Journalists on the ground could be influenced to take sides in witnessing distressed children left homeless and parentless.
To do so, though, might let their impartiality become hostage to the events they are covering. Indeed, every journalist should follow his or her own conscience.
Journalists should, however, exercise in earnest the paramount obligation common to all in their profession: Journalism's first obligation is to the truth. In Elements of Journalism, Bill Kovach and Tom Rosenstiel state that after assembling and verifying the facts, "journalists try to convey a fair and reliable account of their meaning."
Further to this, journalism's first loyalty is to citizens. This means coverage is not slanted and with a commitment that it should present a representative picture of all constituent groups in society.

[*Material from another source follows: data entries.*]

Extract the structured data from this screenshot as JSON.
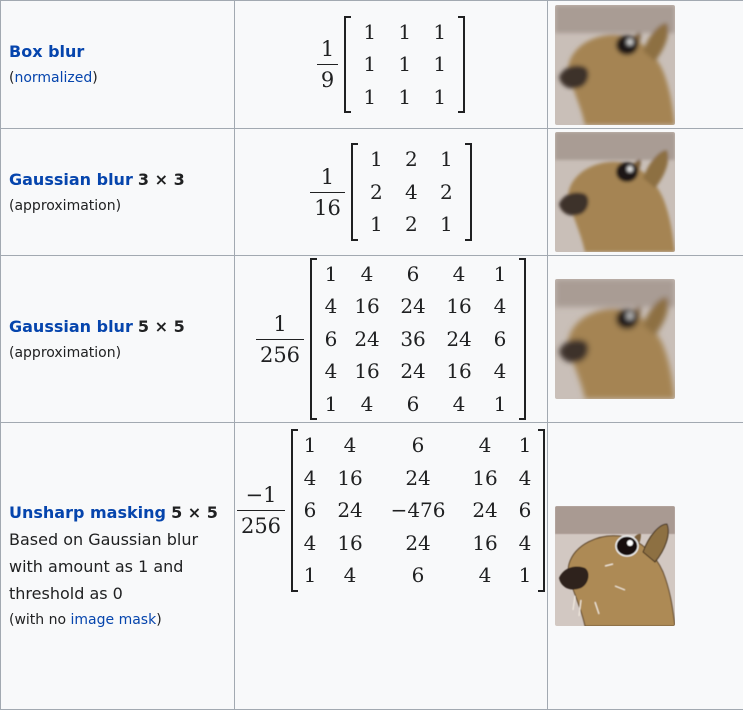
{
  "rows": [
    {
      "name": "Box blur",
      "dims": "",
      "note_open": "(",
      "note_link": "normalized",
      "note_text": "",
      "note_close": ")",
      "factor_num": "1",
      "factor_den": "9",
      "matrix": [
        [
          "1",
          "1",
          "1"
        ],
        [
          "1",
          "1",
          "1"
        ],
        [
          "1",
          "1",
          "1"
        ]
      ]
    },
    {
      "name": "Gaussian blur",
      "dims": "3 × 3",
      "note_text": "(approximation)",
      "factor_num": "1",
      "factor_den": "16",
      "matrix": [
        [
          "1",
          "2",
          "1"
        ],
        [
          "2",
          "4",
          "2"
        ],
        [
          "1",
          "2",
          "1"
        ]
      ]
    },
    {
      "name": "Gaussian blur",
      "dims": "5 × 5",
      "note_text": "(approximation)",
      "factor_num": "1",
      "factor_den": "256",
      "matrix": [
        [
          "1",
          "4",
          "6",
          "4",
          "1"
        ],
        [
          "4",
          "16",
          "24",
          "16",
          "4"
        ],
        [
          "6",
          "24",
          "36",
          "24",
          "6"
        ],
        [
          "4",
          "16",
          "24",
          "16",
          "4"
        ],
        [
          "1",
          "4",
          "6",
          "4",
          "1"
        ]
      ]
    },
    {
      "name": "Unsharp masking",
      "dims": "5 × 5",
      "desc_lines": [
        "Based on Gaussian blur",
        "with amount as 1 and",
        "threshold as 0"
      ],
      "note_open": "(with no ",
      "note_link": "image mask",
      "note_close": ")",
      "factor_num": "−1",
      "factor_den": "256",
      "matrix": [
        [
          "1",
          "4",
          "6",
          "4",
          "1"
        ],
        [
          "4",
          "16",
          "24",
          "16",
          "4"
        ],
        [
          "6",
          "24",
          "−476",
          "24",
          "6"
        ],
        [
          "4",
          "16",
          "24",
          "16",
          "4"
        ],
        [
          "1",
          "4",
          "6",
          "4",
          "1"
        ]
      ]
    }
  ]
}
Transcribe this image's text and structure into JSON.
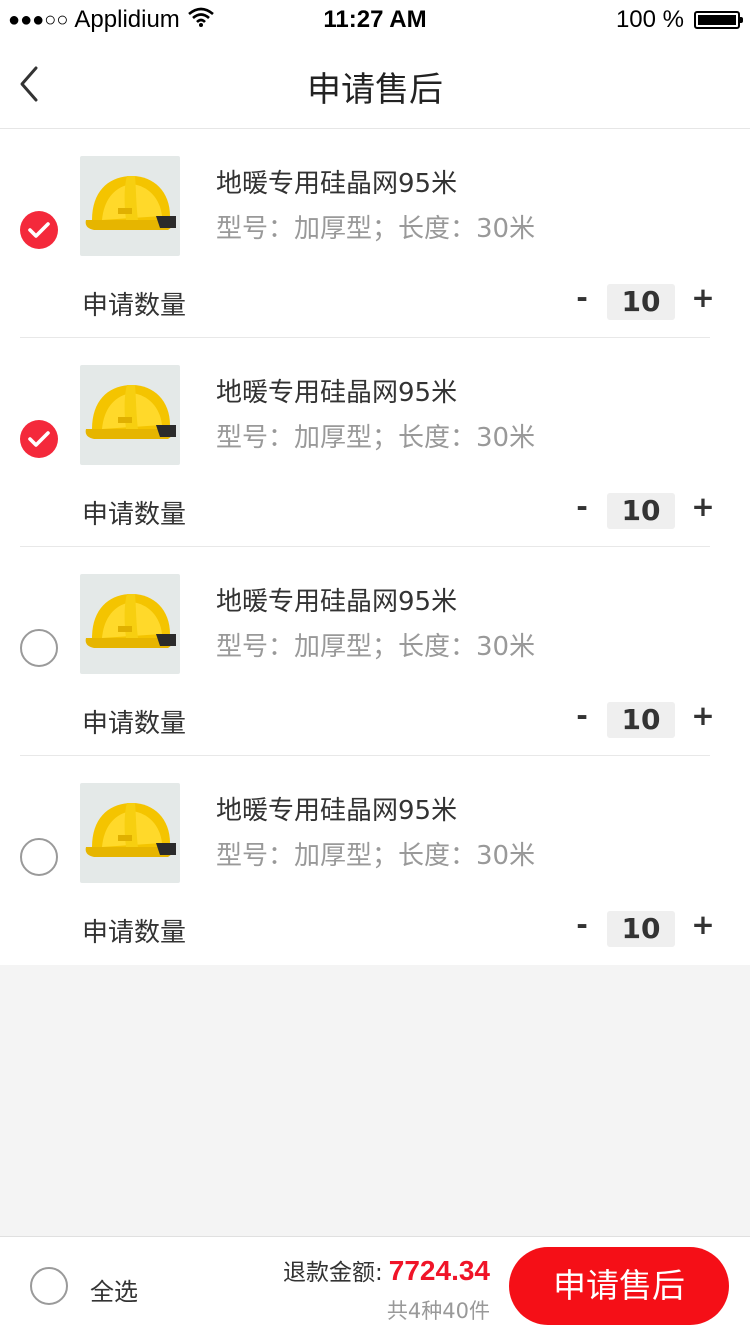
{
  "status_bar": {
    "signal": "●●●○○",
    "carrier": "Applidium",
    "time": "11:27 AM",
    "battery": "100 %"
  },
  "nav": {
    "title": "申请售后",
    "back_icon": "chevron-left-icon"
  },
  "items": [
    {
      "selected": true,
      "name": "地暖专用硅晶网95米",
      "spec": "型号：加厚型；长度：30米",
      "qty_label": "申请数量",
      "minus": "-",
      "qty": "10",
      "plus": "+"
    },
    {
      "selected": true,
      "name": "地暖专用硅晶网95米",
      "spec": "型号：加厚型；长度：30米",
      "qty_label": "申请数量",
      "minus": "-",
      "qty": "10",
      "plus": "+"
    },
    {
      "selected": false,
      "name": "地暖专用硅晶网95米",
      "spec": "型号：加厚型；长度：30米",
      "qty_label": "申请数量",
      "minus": "-",
      "qty": "10",
      "plus": "+"
    },
    {
      "selected": false,
      "name": "地暖专用硅晶网95米",
      "spec": "型号：加厚型；长度：30米",
      "qty_label": "申请数量",
      "minus": "-",
      "qty": "10",
      "plus": "+"
    }
  ],
  "bottom_bar": {
    "select_all": "全选",
    "refund_label": "退款金额:",
    "refund_amount": "7724.34",
    "summary": "共4种40件",
    "submit": "申请售后"
  },
  "colors": {
    "accent": "#f50f17",
    "check_on": "#f4293b",
    "amount": "#f01428"
  }
}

Observing the first two out of the 10 elements of journalism enumerated by Kovach, journalists should attempt to report on the opposing sides of a conflict situation. In Gaza, a Palestinian grandmother waves a white cloth but an Israeli soldier still shoots his automatic firearm and maims her grandchild. The BBC reports the event citing two independent witnesses. It then seeks a response from the Israeli military and a spokesperson for the Israeli Defense Force replies the matter is under investigation.
It is this approach to reporting, covering all the pertinent sources, that sustains the credibility of the journalist. By providing credible reporting, the journalist has tried to convey a fair and reliable account. The coverage is not slanted and purposefully attempts to provide a representative picture of what happened.
It is not easy to cover conflict or a tragedy, or even a seemingly conventional news conference, and not be affected by it. Journalists can express emotions. An extreme case is Iraqi TV journalist Muntadhar al-Zeidi angrily pitching both his shoes at then US President Bush in Baghdad on Dec. 14, 2008.
However journalists should exert self-control on the job to get the most worth out of the assignment. Covering a conflict should not lead to a conflict in conscience. One-sided coverage of the fighting in Gaza in favor of the Palestinians may be well-meaning to advocate their cause but it could stir resentment from those who perceive the reporting is unbalanced and lead to accusations of media bias. The danger of one-sided reporting is that it could foment an "us and them" mentality.
In Indonesia, such charges of taking sides in relation to the media's reporting of the communal conflict in the Maluku islands, for instance, are one example. More than 8,000 people died from January 1999 to 2001 in the violence that started in Ambon, the provincial capital, and spread to North and Southeast Maluku. The local media in Ambon split along communal lines. It got co-opted to be the trumpet of the contending communal groups and succumbed to carrying provocative news during the escalating conflict. Radio stations also became partisan.
It was only after the February 2002 peace agreement between the conflicting faiths, reached in the South Sulawesi hill town of Malino, that the reporting became less biased. The establishment of the Maluku Media Center by journalists concerned with unbiased and non-provocative reporting helped to restore the peace.
At the national level, "Indonesian journalists are independent in producing accurate, balanced and malice-free news stories." This call is underscored in Article 1 of the Journalistic Code of Ethics (KEJ) that 29 journalists and media organizations drafted in March 2006 and approved by the Press Council. The 11-Article KEJ should be a working guide for the balanced, unbiased reporting of Indonesian journalists.
The writer is a journalism instructor at the Dr. Soetomo Press Institute (Lembaga Pers Dr. Soetomo, LPDS) in Jakarta.